La Magog :  son potentiel hydraulique favorise l’industrialisation

Kesterman fait valoir que les pionniers américains qui commencèrent à s’établir à proximité de la Magog entre 1793 et 1812 furent fascinés par le courant et le débit de la rivière en toutes saisons[1].  Il rapporte également que durant tout le 19e siècle, le régime des eaux de la Magog fut perçu comme éminemment favorable aux activités industrielles, à cause, à la fois, de son débit abondant et de sa régularité.  Ces qualités avaient, bien sûr, un rapport avec les lacs présents dans le bassin.  Le Memphrémagog constituait un réservoir de près de 50 km, quasi inépuisable, et le lac Magog, un réservoir intermédiaire, capable de tempérer les éventuels écarts de débit entre Magog et Sherbrooke […][2].

Auclair et Laramée écrivent quant à eux que pour faciliter l’établissement d’immigrants britanniques dans les Cantons-de-l’Est, l’administration coloniale fonda à Londres une société foncière, la British American Land Company (BALC) […][3].  En fait, Kesterman précise qu’en 1834, le potentiel hydraulique élevé de la Magog poussa cette compagnie à en acheter les terrains riverains, du moins aux endroits propices au harnachement par des barrages. Il s’agissait soit d’acquisitions de terres de la Couronne, soit d’achats auprès de particuliers[4].
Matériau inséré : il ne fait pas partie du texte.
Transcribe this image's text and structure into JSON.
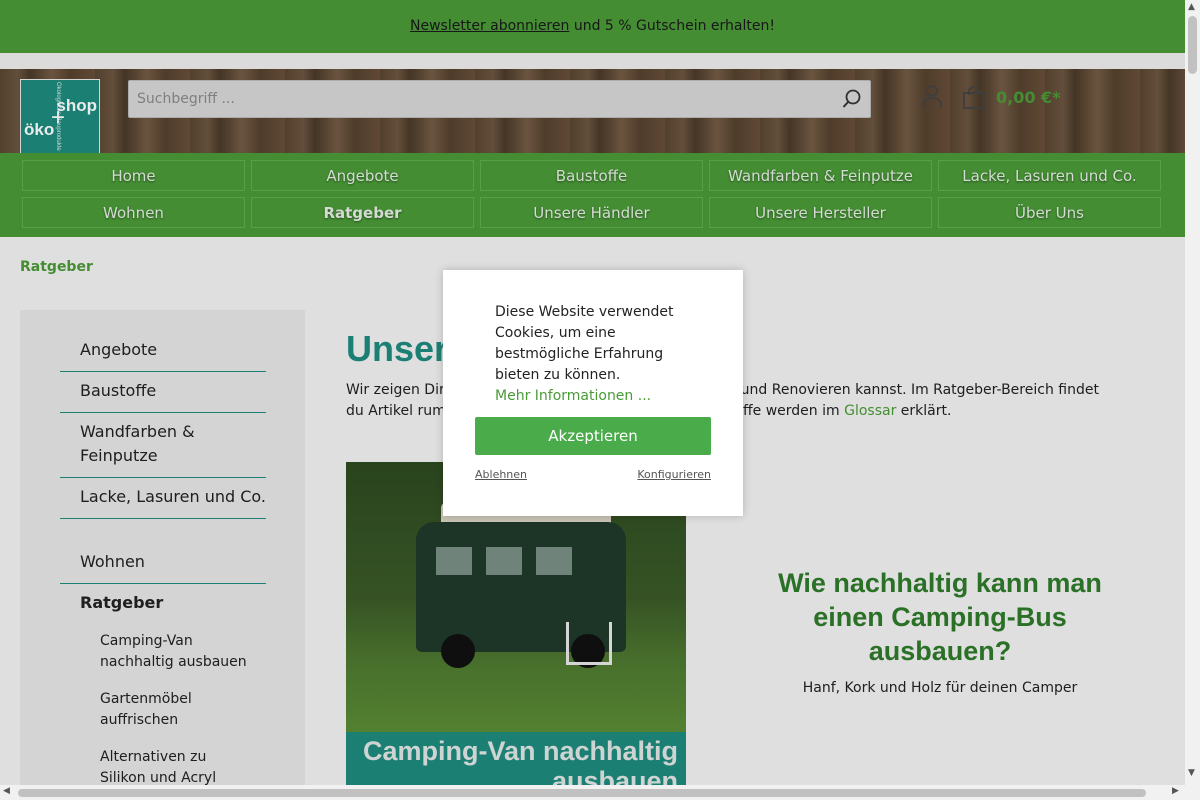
{
  "topbar": {
    "link": "Newsletter abonnieren",
    "text": " und 5 % Gutschein erhalten!"
  },
  "logo": {
    "word1": "shop",
    "word2": "öko",
    "plus": "+",
    "side": "Ökologische Bauprodukte"
  },
  "search": {
    "placeholder": "Suchbegriff ..."
  },
  "cart": {
    "value": "0,00 €*"
  },
  "nav": {
    "row1": [
      "Home",
      "Angebote",
      "Baustoffe",
      "Wandfarben & Feinputze",
      "Lacke, Lasuren und Co."
    ],
    "row2": [
      "Wohnen",
      "Ratgeber",
      "Unsere Händler",
      "Unsere Hersteller",
      "Über Uns"
    ]
  },
  "breadcrumb": "Ratgeber",
  "sidebar": {
    "items": [
      "Angebote",
      "Baustoffe",
      "Wandfarben & Feinputze",
      "Lacke, Lasuren und Co.",
      "Wohnen",
      "Ratgeber"
    ],
    "sub": [
      "Camping-Van nachhaltig ausbauen",
      "Gartenmöbel auffrischen",
      "Alternativen zu Silikon und Acryl"
    ]
  },
  "main": {
    "title": "Unser Ratgeber",
    "intro_a": "Wir zeigen Dir, wie du nachhaltig und ökologisch Bauen und Renovieren kannst. Im Ratgeber-Bereich findet du Artikel rum um's ökologische Wohnen. Wichtige Begriffe werden im ",
    "intro_link": "Glossar",
    "intro_b": " erklärt.",
    "image_caption": "Camping-Van nachhaltig ausbauen",
    "teaser_title": "Wie nachhaltig kann man einen Camping-Bus ausbauen?",
    "teaser_sub": "Hanf, Kork und Holz für deinen Camper"
  },
  "cookie": {
    "message": "Diese Website verwendet Cookies, um eine bestmögliche Erfahrung bieten zu können.",
    "more": "Mehr Informationen ...",
    "accept": "Akzeptieren",
    "decline": "Ablehnen",
    "configure": "Konfigurieren"
  },
  "colors": {
    "brand_green": "#4a9a38",
    "teal": "#1f8a7e",
    "accept": "#4aab4b"
  },
  "icons": [
    "search-icon",
    "account-icon",
    "cart-icon"
  ]
}
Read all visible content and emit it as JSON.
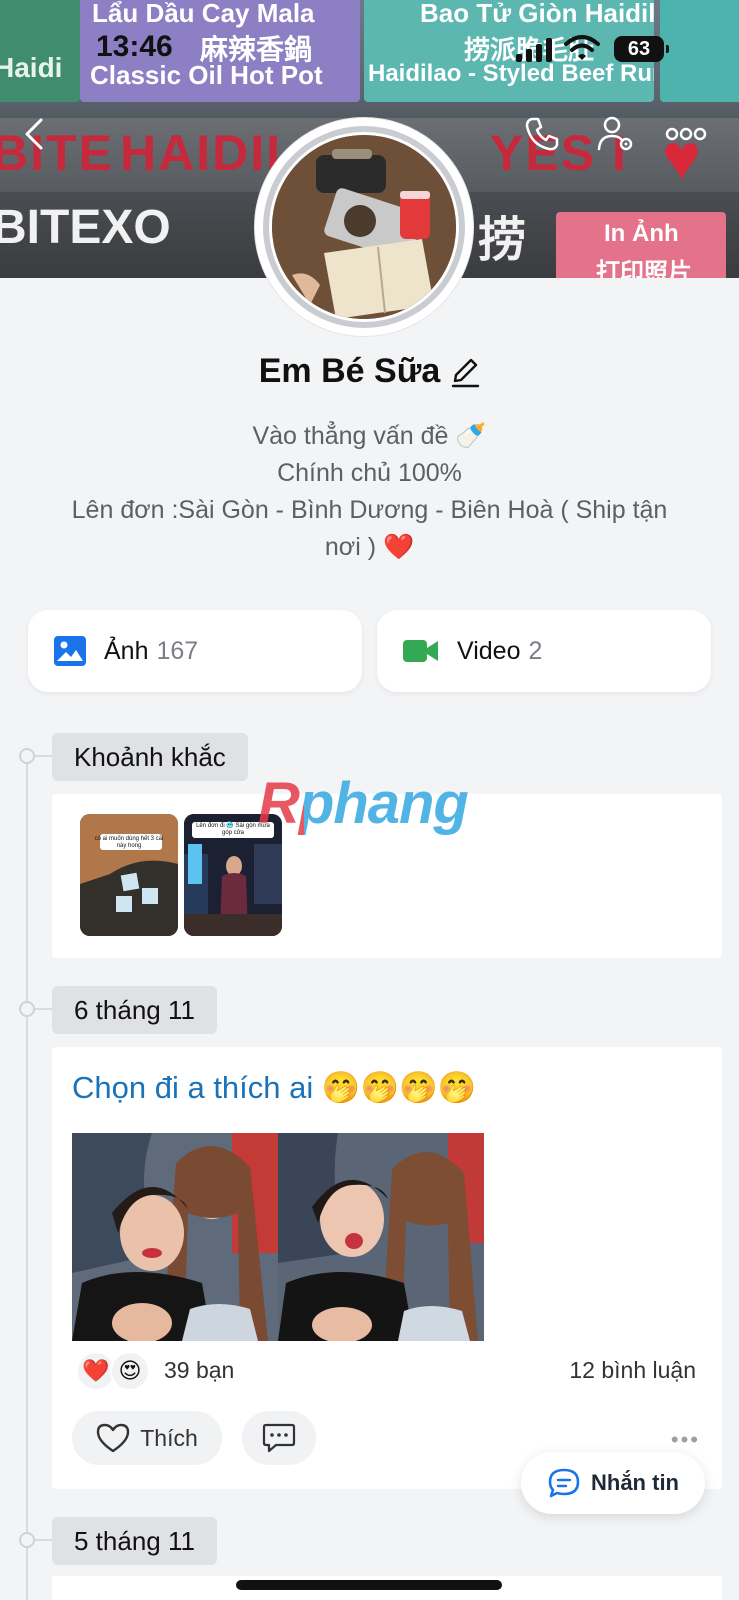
{
  "status_bar": {
    "time": "13:46",
    "battery": "63"
  },
  "cover_signs": {
    "top_left": "Haidi",
    "top_mid_line1": "Lẩu Dầu Cay Mala",
    "top_mid_line2": "麻辣香鍋",
    "top_mid_line3": "Classic Oil Hot Pot",
    "top_right_line1": "Bao Tử Giòn Haidilao",
    "top_right_line2": "捞派脆毛肚",
    "top_right_line3": "Haidilao - Styled Beef Rumen",
    "red_text_1": "BITE",
    "red_text_2": "HAIDILAO",
    "red_text_3": "YES I",
    "white_text_1": "BITEXO",
    "white_text_2": "捞",
    "pink_sign_line1": "In Ảnh",
    "pink_sign_line2": "打印照片"
  },
  "profile": {
    "name": "Em Bé Sữa",
    "bio_lines": [
      "Vào thẳng vấn đề 🍼",
      "Chính chủ 100%",
      "Lên đơn :Sài Gòn - Bình Dương - Biên Hoà  ( Ship tận",
      "nơi ) ❤️"
    ]
  },
  "media": {
    "photos_label": "Ảnh",
    "photos_count": "167",
    "videos_label": "Video",
    "videos_count": "2"
  },
  "timeline": {
    "moments_label": "Khoảnh khắc",
    "moment_1_caption": "có ai muốn dùng hết 3 cái này hong",
    "moment_2_caption": "Lên đơn đi 🥶 Sài gòn mưa góp cửa",
    "date_1": "6 tháng 11",
    "date_2": "5 tháng 11"
  },
  "post": {
    "text": "Chọn đi a thích ai 🤭🤭🤭🤭",
    "reaction_1": "❤️",
    "reaction_2": "😍",
    "reaction_count": "39 bạn",
    "comments_count": "12 bình luận",
    "like_label": "Thích",
    "more": "•••"
  },
  "fab": {
    "message_label": "Nhắn tin"
  },
  "watermark": "Rphang",
  "colors": {
    "accent_blue": "#1a73b8",
    "photo_icon": "#1a73e8",
    "video_icon": "#34a853",
    "background": "#f3f4f6"
  },
  "icons": [
    "back-icon",
    "phone-icon",
    "person-settings-icon",
    "more-icon",
    "edit-pencil-icon",
    "photo-icon",
    "video-camera-icon",
    "heart-outline-icon",
    "comment-icon",
    "message-bubble-icon"
  ]
}
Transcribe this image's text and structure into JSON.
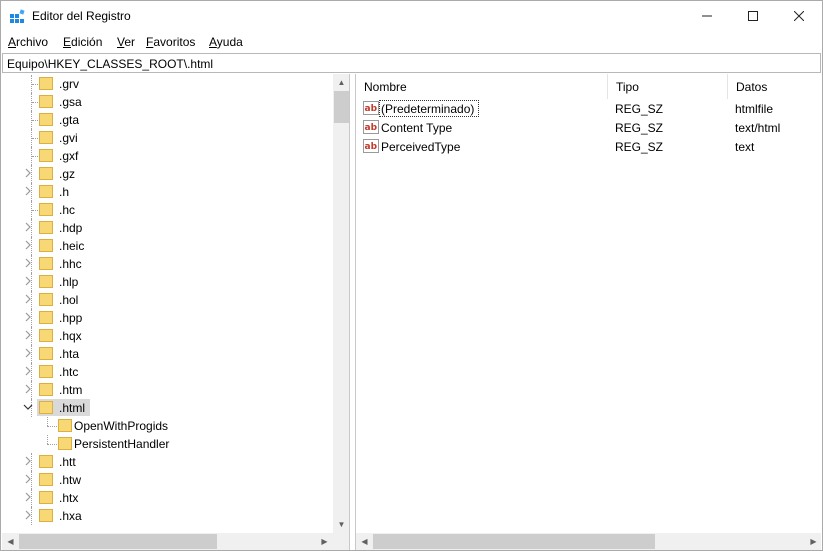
{
  "window": {
    "title": "Editor del Registro"
  },
  "titlebar_buttons": {
    "minimize": "—",
    "maximize": "☐",
    "close": "✕"
  },
  "menu": [
    {
      "label": "Archivo",
      "accel": "A",
      "rest": "rchivo"
    },
    {
      "label": "Edición",
      "accel": "E",
      "rest": "dición"
    },
    {
      "label": "Ver",
      "accel": "V",
      "rest": "er"
    },
    {
      "label": "Favoritos",
      "accel": "F",
      "rest": "avoritos"
    },
    {
      "label": "Ayuda",
      "accel": "A",
      "rest": "yuda"
    }
  ],
  "address": {
    "path": "Equipo\\HKEY_CLASSES_ROOT\\.html"
  },
  "tree": {
    "items": [
      {
        "label": ".grv",
        "expandable": false
      },
      {
        "label": ".gsa",
        "expandable": false
      },
      {
        "label": ".gta",
        "expandable": false
      },
      {
        "label": ".gvi",
        "expandable": false
      },
      {
        "label": ".gxf",
        "expandable": false
      },
      {
        "label": ".gz",
        "expandable": true
      },
      {
        "label": ".h",
        "expandable": true
      },
      {
        "label": ".hc",
        "expandable": false
      },
      {
        "label": ".hdp",
        "expandable": true
      },
      {
        "label": ".heic",
        "expandable": true
      },
      {
        "label": ".hhc",
        "expandable": true
      },
      {
        "label": ".hlp",
        "expandable": true
      },
      {
        "label": ".hol",
        "expandable": true
      },
      {
        "label": ".hpp",
        "expandable": true
      },
      {
        "label": ".hqx",
        "expandable": true
      },
      {
        "label": ".hta",
        "expandable": true
      },
      {
        "label": ".htc",
        "expandable": true
      },
      {
        "label": ".htm",
        "expandable": true
      },
      {
        "label": ".html",
        "expandable": true,
        "expanded": true,
        "selected": true
      },
      {
        "label": "OpenWithProgids",
        "child": true
      },
      {
        "label": "PersistentHandler",
        "child": true
      },
      {
        "label": ".htt",
        "expandable": true
      },
      {
        "label": ".htw",
        "expandable": true
      },
      {
        "label": ".htx",
        "expandable": true
      },
      {
        "label": ".hxa",
        "expandable": true
      }
    ]
  },
  "list": {
    "columns": [
      "Nombre",
      "Tipo",
      "Datos"
    ],
    "rows": [
      {
        "name": "(Predeterminado)",
        "type": "REG_SZ",
        "data": "htmlfile"
      },
      {
        "name": "Content Type",
        "type": "REG_SZ",
        "data": "text/html"
      },
      {
        "name": "PerceivedType",
        "type": "REG_SZ",
        "data": "text"
      }
    ]
  },
  "colors": {
    "folder": "#f8d775",
    "folder_edge": "#dcb040",
    "ab_red": "#c0392b",
    "selected": "#d9d9d9"
  },
  "icons": {
    "app": "registry-editor-icon",
    "folder": "folder-icon",
    "value": "string-value-icon",
    "chevron_right": "chevron-right-icon",
    "chevron_down": "chevron-down-icon"
  }
}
Kesterman rapporte le rôle-clé de la BALC en ces termes:  La BALC géra la rivière Magog à sa guise pendant près de soixante-dix ans.  Elle utilisa la rivière pour faire flotter les billots coupés sur ses terres dans le massif de l’Orford afin de les débiter à sa scierie de Sherbrooke.  Elle harnacha les gorges de Sherbrooke d’une série de cinq barrages.  Elle contrôla l’accès des manufacturiers à cette énergie.  Jusqu’en 1870, les industriels qu’elle consentait à voir s’installer à Sherbrooke durent accepter le statut de locataires des terrains, des bâtiments et de l’énergie des barrages.  Par la suite, la BALC se mit à vendre terrains, bâtiments et même certains de ses barrages, mais continua à contrôler les débits d’eau[5].

Caractérisée par l’installation de nombreuses petites et moyennes entreprises manufacturières qui tiraient parti de l’énergie des gorges de la rivière Magog, la période de 1834 à 1866 fut également marquée par l’innovation technologique des entrepreneurs sherbrookois et par la diversité des secteurs industriels qu’ils implantèrent :  bois, cuir, laine, coton, papier, fer et mécanique[6]. Ajoutons que Kesterman fait valoir que pour Sherbrooke, la période qui s’étendit de 1866 à 1896, antérieure à l’utilisation de l’électricité à des fins d’énergie, marqua l’apogée d’un système manufacturier basé sur la force hydraulique. À l’époque, les gorges de la Magog étaient considérées comme un des meilleurs sites industriels du Québec, car les eaux de la rivière n’y gelaient jamais et les machines entraînées par l’énergie de ses barrages pouvaient donc tourner hiver comme été[7]. En 2004, Kesterman écrit enfin que quelques usines sont encore actives sur les rives de la Magog (C.S. Brooks, Eka Nobel, American Biltrite)[8] […].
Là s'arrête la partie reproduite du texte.